By making it possible to handle more computing tasks on a single chip, while also reducing the electrical power needed to run the machines, the new servers represent a crucial part of Sun’s attempt to stem the loss of customers to the low-cost, standardised servers based on processors from Intel and Advanced Micro Devices.

Codenamed “Niagara”, the processors used in the new machines are the first in a series of ambitious bets on new silicon technology that Sun hopes will revive its flagging fortunes.

While most of the industry has turned towards standardised chip architectures, Sun has continued to invest heavily in its own Sparc line of processors, betting that it can sustain its comparatively high profit margins with superior performance.

The new machines are priced to undercut existing hardware from rivals IBM, Dell and Hewlett-Packard and represent an attempt by Sun to recover ground lost since its fortunes peaked at the end of the 1990s.

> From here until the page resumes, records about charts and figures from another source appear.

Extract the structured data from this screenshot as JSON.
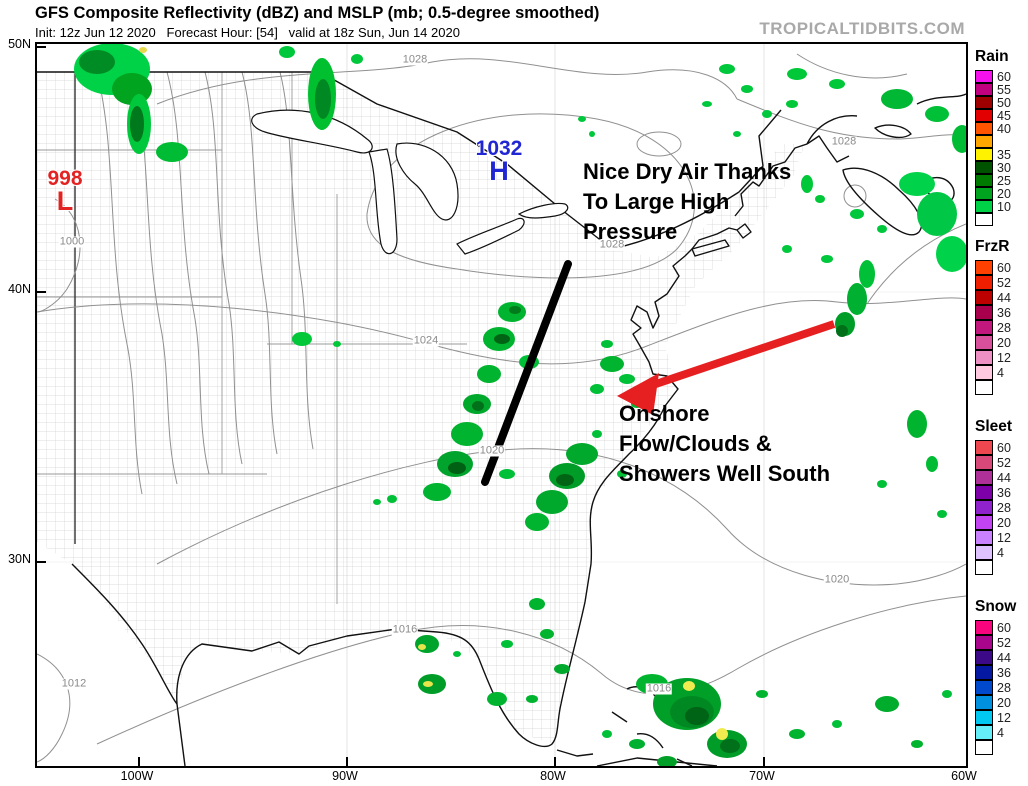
{
  "header": {
    "title": "GFS Composite Reflectivity (dBZ) and MSLP (mb; 0.5-degree smoothed)",
    "init_line": "Init: 12z Jun 12 2020   Forecast Hour: [54]   valid at 18z Sun, Jun 14 2020",
    "logo": "TROPICALTIDBITS.COM"
  },
  "legends": [
    {
      "title": "Rain",
      "segments": [
        {
          "color": "#f411ec",
          "label": "60"
        },
        {
          "color": "#c0007e",
          "label": "55"
        },
        {
          "color": "#9e0000",
          "label": "50"
        },
        {
          "color": "#e30000",
          "label": "45"
        },
        {
          "color": "#ff5400",
          "label": "40"
        },
        {
          "color": "#ffa600",
          "label": ""
        },
        {
          "color": "#fff200",
          "label": "35"
        },
        {
          "color": "#005200",
          "label": "30"
        },
        {
          "color": "#007a00",
          "label": "25"
        },
        {
          "color": "#00a41e",
          "label": "20"
        },
        {
          "color": "#00d248",
          "label": "10"
        },
        {
          "color": "#ffffff",
          "label": ""
        }
      ]
    },
    {
      "title": "FrzR",
      "segments": [
        {
          "color": "#ff4000",
          "label": "60"
        },
        {
          "color": "#ef1e00",
          "label": "52"
        },
        {
          "color": "#bd0000",
          "label": "44"
        },
        {
          "color": "#a8004c",
          "label": "36"
        },
        {
          "color": "#c2187e",
          "label": "28"
        },
        {
          "color": "#d8509c",
          "label": "20"
        },
        {
          "color": "#ee90c4",
          "label": "12"
        },
        {
          "color": "#ffc9e0",
          "label": "4"
        },
        {
          "color": "#ffffff",
          "label": ""
        }
      ]
    },
    {
      "title": "Sleet",
      "segments": [
        {
          "color": "#ef4750",
          "label": "60"
        },
        {
          "color": "#d84878",
          "label": "52"
        },
        {
          "color": "#b0309a",
          "label": "44"
        },
        {
          "color": "#7d00a8",
          "label": "36"
        },
        {
          "color": "#8f22cc",
          "label": "28"
        },
        {
          "color": "#c243f2",
          "label": "20"
        },
        {
          "color": "#c981ff",
          "label": "12"
        },
        {
          "color": "#ddc2ff",
          "label": "4"
        },
        {
          "color": "#ffffff",
          "label": ""
        }
      ]
    },
    {
      "title": "Snow",
      "segments": [
        {
          "color": "#f8047c",
          "label": "60"
        },
        {
          "color": "#a8048c",
          "label": "52"
        },
        {
          "color": "#3c0a88",
          "label": "44"
        },
        {
          "color": "#0418a2",
          "label": "36"
        },
        {
          "color": "#0048cc",
          "label": "28"
        },
        {
          "color": "#0090e0",
          "label": "20"
        },
        {
          "color": "#00c8f0",
          "label": "12"
        },
        {
          "color": "#66eef8",
          "label": "4"
        },
        {
          "color": "#ffffff",
          "label": ""
        }
      ]
    }
  ],
  "map": {
    "pressure_centers": [
      {
        "value": "1032",
        "symbol": "H",
        "color": "#2026d2"
      },
      {
        "value": "998",
        "symbol": "L",
        "color": "#e32222"
      }
    ],
    "annotations": [
      {
        "lines": [
          "Nice Dry Air Thanks",
          "To Large High",
          "Pressure"
        ]
      },
      {
        "lines": [
          "Onshore",
          "Flow/Clouds &",
          "Showers Well South"
        ]
      }
    ],
    "isobar_labels": [
      {
        "text": "1028"
      },
      {
        "text": "1028"
      },
      {
        "text": "1028"
      },
      {
        "text": "1024"
      },
      {
        "text": "1020"
      },
      {
        "text": "1020"
      },
      {
        "text": "1016"
      },
      {
        "text": "1016"
      },
      {
        "text": "1012"
      },
      {
        "text": "1000"
      }
    ],
    "axes": {
      "lat": [
        "50N",
        "40N",
        "30N"
      ],
      "lon": [
        "100W",
        "90W",
        "80W",
        "70W",
        "60W"
      ]
    },
    "arrow_color": "#e62020"
  }
}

“We’re going after market share,” said Jonathan Schwartz, Sun’s president. “The problem for Sun hasn’t been [profit margins on] the parts we sell – it is to drive revenue.”

Every percentage point of market share Sun manages to recover will add $160m to its revenues and 1 cent to its earnings per share, calculated Richard Farmer, an analyst at Merrill Lynch.

However, in a note to investors, he added that the servers might eat into sales of other Sun products.